I have an imagination that seems to be suited for suspense. Maybe it comes from being the youngest child in my family and having to sort out when my bigger siblings were joke-threatening, or when they really meant it.
Disclaimer: I love my brothers and sisters and our sibling disagreements never amounted to more than squabbles. Nothing serious.
For example, when I annoyed my older sister too much, she’d say, “You’re going to get it.”
And I’d say, “Yeah? Well, what are you gonna do to me?”
“Just wait and see.”
She’d make a sudden move toward me—which might start as a wrestle to the floor, followed by an awful tickling session—and I’d squeal and run away.
My older brother left me with worse angst. The kind that comes from not having things fully explained. For a child too young for much abstract thought, my brother’s stories about the horrors of getting a cavity and having a “giant drill” blasting away inside my mouth sent me running to my dad for confirmation.

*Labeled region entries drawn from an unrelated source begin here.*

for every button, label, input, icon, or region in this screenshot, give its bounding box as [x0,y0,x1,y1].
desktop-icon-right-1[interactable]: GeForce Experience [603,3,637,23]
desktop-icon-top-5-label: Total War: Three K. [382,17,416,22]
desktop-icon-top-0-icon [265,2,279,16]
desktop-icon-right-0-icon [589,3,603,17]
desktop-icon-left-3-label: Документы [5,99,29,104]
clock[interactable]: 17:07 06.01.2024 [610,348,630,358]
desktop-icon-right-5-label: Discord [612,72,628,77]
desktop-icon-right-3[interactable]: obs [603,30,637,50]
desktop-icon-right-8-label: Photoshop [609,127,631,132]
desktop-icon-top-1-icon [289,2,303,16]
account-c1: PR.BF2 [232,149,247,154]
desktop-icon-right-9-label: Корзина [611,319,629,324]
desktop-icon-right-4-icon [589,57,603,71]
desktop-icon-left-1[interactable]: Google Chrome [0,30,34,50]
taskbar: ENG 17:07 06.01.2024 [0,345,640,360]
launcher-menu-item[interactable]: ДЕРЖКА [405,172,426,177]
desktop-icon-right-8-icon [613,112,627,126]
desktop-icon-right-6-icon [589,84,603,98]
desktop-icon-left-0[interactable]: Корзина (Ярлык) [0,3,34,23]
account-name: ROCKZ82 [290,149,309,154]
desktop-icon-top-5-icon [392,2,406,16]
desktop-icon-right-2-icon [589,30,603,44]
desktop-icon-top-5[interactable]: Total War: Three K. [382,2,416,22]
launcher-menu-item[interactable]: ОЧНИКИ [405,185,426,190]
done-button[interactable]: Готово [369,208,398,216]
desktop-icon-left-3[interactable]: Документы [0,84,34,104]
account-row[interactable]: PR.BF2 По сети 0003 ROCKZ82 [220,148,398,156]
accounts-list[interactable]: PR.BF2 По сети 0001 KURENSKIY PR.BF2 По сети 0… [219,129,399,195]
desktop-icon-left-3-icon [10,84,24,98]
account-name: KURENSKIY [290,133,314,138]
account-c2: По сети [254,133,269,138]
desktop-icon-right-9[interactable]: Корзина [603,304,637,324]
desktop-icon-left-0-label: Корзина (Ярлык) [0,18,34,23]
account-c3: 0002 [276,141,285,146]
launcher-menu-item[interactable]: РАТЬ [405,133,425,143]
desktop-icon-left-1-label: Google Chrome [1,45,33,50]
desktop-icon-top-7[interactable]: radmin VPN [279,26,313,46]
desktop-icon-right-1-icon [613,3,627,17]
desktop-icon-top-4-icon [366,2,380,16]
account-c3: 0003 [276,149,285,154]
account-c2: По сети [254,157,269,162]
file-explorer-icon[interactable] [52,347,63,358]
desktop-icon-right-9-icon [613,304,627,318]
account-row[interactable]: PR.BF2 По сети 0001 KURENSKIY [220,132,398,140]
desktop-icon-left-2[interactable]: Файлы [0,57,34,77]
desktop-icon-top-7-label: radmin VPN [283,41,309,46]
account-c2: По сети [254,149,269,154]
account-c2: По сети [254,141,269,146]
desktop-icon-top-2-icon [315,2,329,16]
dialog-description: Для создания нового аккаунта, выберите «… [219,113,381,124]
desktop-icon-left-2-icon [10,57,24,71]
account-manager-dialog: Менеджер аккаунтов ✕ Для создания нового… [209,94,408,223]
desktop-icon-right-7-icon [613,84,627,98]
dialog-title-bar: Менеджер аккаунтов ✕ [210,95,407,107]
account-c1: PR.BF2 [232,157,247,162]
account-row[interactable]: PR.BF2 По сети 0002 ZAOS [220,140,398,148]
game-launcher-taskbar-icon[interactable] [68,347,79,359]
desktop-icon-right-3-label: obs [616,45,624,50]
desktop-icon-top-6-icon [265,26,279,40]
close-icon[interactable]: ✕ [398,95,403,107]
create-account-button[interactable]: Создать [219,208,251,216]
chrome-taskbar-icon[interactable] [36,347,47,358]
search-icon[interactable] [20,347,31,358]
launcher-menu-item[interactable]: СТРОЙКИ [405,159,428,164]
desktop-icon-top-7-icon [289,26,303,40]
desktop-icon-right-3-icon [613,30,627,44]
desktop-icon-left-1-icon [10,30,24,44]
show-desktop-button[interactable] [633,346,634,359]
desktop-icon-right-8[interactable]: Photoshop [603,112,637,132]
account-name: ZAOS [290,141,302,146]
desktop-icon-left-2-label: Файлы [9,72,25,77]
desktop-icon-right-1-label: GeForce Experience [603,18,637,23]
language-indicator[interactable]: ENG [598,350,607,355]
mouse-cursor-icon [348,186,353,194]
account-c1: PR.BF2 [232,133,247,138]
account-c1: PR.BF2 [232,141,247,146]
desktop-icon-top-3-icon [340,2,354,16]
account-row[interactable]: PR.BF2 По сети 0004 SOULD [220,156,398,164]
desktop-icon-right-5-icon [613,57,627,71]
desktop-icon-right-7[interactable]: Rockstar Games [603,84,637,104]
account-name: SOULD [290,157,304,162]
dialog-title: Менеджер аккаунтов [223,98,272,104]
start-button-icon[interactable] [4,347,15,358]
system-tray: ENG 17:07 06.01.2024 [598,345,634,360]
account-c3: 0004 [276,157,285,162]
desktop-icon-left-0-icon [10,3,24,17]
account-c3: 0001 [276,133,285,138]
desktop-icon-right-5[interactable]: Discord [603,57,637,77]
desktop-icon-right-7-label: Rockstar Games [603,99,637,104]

Naturally, I’d pictured the dentist wielding a jackhammer.
And then there was the other story he told me about giant ants who ate people. This was loosely based on a newspaper article about swarms of giant ants attacking villagers in the Amazon. But I didn’t know where the Amazon jungle was when I was five. And my brother didn’t bother to explain that “giant” might have been one inch long, not six feet long. He joked about the ants coming up from my grandmother’s kitchen cabinets to get us at night. I was really scared of cabinets for several years.
Like earlier generations of children fed a nightly story-time of Grimm’s fairy tales, I learned to fear the dark, and what’s around the corner or inside certain cabinets, and to wonder if that horse in the pasture down the road is really just a horse, or an enchanted prince.
Suspense—whether I’m writing a scene or a chapter or an entire novel— is all about unanswered questions. Now that I’m not wondering about the tall tales my brothers and sisters told me, here are the suspenseful questions I mused about this week. (I particularly like number 5)
- Is that religious gal I met at the bookstore for real? What’s behind her smile? Am I a new friend to her, or a potential cult follower?
- Do I know my friends well enough to trust them with a secret that means life or death for me?
- What if I woke up to find my family has disappeared and everyone insisted I never had a family?
- What if my husband were a foreign agent and he only told me this on his deathbed? But he left me with a post office key.
- What if anyone you were touching could not die? What if the wrong sort of people found out about your gift? What if they kidnapped you?
Do you like to read suspense? Some people read for escape. Is that why you read? What did you wonder about this week?